---
language:
- en
license: apache-2.0
base_model:
- Qwen/Qwen3.5-9B
library_name: mlx
pipeline_tag: text-generation
tags:
- mlx
- mlx-vlm
- qwen3_5_mtp
- qwen3.5
- qwen3.5-9b
- qwen
- mtp
- speculative-decoding
- draft-model
- 4-bit
inference: false
---

# Qwen3.5-9B-MTP-4bit

This repository contains Multi-Token Prediction (MTP) drafter weights split from `Qwen/Qwen3.5-9B` for use with `mlx-vlm` speculative decoding.
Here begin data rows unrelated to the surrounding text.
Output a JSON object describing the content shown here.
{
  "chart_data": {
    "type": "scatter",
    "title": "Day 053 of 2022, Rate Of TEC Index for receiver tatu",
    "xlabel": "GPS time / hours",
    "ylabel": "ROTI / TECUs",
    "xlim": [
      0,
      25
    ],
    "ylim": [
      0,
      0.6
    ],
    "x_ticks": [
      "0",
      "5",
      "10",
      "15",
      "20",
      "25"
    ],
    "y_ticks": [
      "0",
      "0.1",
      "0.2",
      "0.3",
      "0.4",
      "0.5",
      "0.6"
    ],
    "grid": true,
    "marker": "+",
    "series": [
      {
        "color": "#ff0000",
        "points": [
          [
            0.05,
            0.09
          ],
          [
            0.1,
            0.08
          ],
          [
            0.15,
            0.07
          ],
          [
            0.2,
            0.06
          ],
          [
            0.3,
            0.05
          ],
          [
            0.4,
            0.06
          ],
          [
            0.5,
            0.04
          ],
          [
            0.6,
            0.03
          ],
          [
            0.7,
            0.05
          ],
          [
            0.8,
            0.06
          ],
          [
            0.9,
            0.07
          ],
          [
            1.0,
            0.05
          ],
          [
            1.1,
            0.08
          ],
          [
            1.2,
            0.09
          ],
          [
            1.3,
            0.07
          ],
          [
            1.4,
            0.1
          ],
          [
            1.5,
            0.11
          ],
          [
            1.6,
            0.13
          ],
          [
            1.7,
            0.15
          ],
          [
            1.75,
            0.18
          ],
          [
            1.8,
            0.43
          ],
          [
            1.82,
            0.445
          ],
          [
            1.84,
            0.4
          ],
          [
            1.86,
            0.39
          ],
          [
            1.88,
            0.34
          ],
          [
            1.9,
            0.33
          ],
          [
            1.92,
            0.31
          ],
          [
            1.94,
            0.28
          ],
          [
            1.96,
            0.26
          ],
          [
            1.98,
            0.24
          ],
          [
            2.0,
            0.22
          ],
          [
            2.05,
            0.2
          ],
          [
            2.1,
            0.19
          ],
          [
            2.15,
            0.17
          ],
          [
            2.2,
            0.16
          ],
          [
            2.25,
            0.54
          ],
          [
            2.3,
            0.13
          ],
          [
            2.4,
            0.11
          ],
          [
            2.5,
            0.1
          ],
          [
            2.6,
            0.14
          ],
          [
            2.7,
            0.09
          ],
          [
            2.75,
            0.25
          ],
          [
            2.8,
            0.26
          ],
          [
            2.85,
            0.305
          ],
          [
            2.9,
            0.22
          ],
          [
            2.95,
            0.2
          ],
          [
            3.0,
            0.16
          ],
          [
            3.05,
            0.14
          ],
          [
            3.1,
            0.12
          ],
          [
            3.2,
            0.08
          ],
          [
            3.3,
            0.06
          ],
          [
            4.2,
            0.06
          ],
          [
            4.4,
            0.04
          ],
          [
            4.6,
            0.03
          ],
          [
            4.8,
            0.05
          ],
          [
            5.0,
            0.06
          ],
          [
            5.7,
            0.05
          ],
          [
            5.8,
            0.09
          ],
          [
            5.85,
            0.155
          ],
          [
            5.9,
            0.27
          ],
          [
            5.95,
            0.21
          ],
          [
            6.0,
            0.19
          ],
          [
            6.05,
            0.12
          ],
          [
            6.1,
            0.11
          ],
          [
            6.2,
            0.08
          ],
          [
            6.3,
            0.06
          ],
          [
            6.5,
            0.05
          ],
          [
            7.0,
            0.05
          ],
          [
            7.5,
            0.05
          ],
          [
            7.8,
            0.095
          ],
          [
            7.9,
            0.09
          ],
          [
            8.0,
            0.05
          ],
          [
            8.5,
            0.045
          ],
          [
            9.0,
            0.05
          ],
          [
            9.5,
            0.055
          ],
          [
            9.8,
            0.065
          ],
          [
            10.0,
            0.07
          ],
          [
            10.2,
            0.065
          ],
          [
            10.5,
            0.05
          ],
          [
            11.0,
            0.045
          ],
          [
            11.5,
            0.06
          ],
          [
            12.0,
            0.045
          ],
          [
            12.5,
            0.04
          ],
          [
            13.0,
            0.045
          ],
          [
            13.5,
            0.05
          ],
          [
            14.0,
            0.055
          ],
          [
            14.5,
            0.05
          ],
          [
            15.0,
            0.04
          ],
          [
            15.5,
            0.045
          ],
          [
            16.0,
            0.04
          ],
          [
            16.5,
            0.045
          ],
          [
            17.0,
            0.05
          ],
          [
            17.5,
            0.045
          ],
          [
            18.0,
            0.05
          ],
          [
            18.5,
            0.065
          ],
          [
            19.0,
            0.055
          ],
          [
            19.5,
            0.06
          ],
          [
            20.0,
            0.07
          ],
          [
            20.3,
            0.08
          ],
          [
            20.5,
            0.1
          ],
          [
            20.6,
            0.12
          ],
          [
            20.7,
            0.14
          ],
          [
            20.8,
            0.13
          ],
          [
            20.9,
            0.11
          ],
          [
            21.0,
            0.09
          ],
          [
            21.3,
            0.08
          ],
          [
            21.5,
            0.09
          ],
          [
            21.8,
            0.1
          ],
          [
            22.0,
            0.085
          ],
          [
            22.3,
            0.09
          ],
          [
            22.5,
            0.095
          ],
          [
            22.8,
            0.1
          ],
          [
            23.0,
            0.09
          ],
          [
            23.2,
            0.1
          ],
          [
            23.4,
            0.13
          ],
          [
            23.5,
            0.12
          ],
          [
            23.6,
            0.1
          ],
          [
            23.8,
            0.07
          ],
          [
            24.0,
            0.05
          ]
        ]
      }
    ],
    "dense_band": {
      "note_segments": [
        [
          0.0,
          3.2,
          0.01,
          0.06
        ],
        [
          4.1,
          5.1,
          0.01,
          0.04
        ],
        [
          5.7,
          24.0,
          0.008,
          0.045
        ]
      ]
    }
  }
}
This is not a standalone chat or text-generation model. Load it as the draft model alongside a compatible Qwen3.5 9B target checkpoint.

## Use with mlx-vlm

```bash
uv run mlx_vlm.generate \
  --model mlx-community/Qwen3.5-9B-5bit \
  --draft-model mlx-community/Qwen3.5-9B-MTP-4bit \
  --prompt "Hi, how are you?" \
  --max-tokens 256 \
  --enable-thinking
```

For local weights:

```bash
uv run mlx_vlm.generate \
  --model /path/to/target-model \
  --draft-model /path/to/Qwen3.5-9B-mtp-4bit \
  --prompt "Hi, how are you?" \
  --max-tokens 256 \
  --enable-thinking
```

## Model Details

- Model type: `qwen3_5_mtp`
- MTP block size: `2`
- Target architecture: Qwen3.5 9B
- Precision: MLX affine 4-bit, group size 64
- Runtime: MLX / `mlx-vlm`
- Format: Safetensors with MLX-compatible config and tokenizer files

The stored tensors use MLX affine 4-bit quantization as described in `config.json`.

## Intended Use

Use this repo only as a speculative decoding drafter for compatible Qwen3.5 9B checkpoints. The target model verifies drafted tokens, while this MTP model proposes candidate tokens per decoding step.

## Limitations

This checkpoint requires runtime support for Qwen/DeepSeek MTP draft models in `mlx-vlm`. Standard standalone generation through generic Transformers APIs is not expected to work with this repository by itself.

Please refer to the upstream `Qwen/Qwen3.5-9B` model card and license terms for model usage constraints.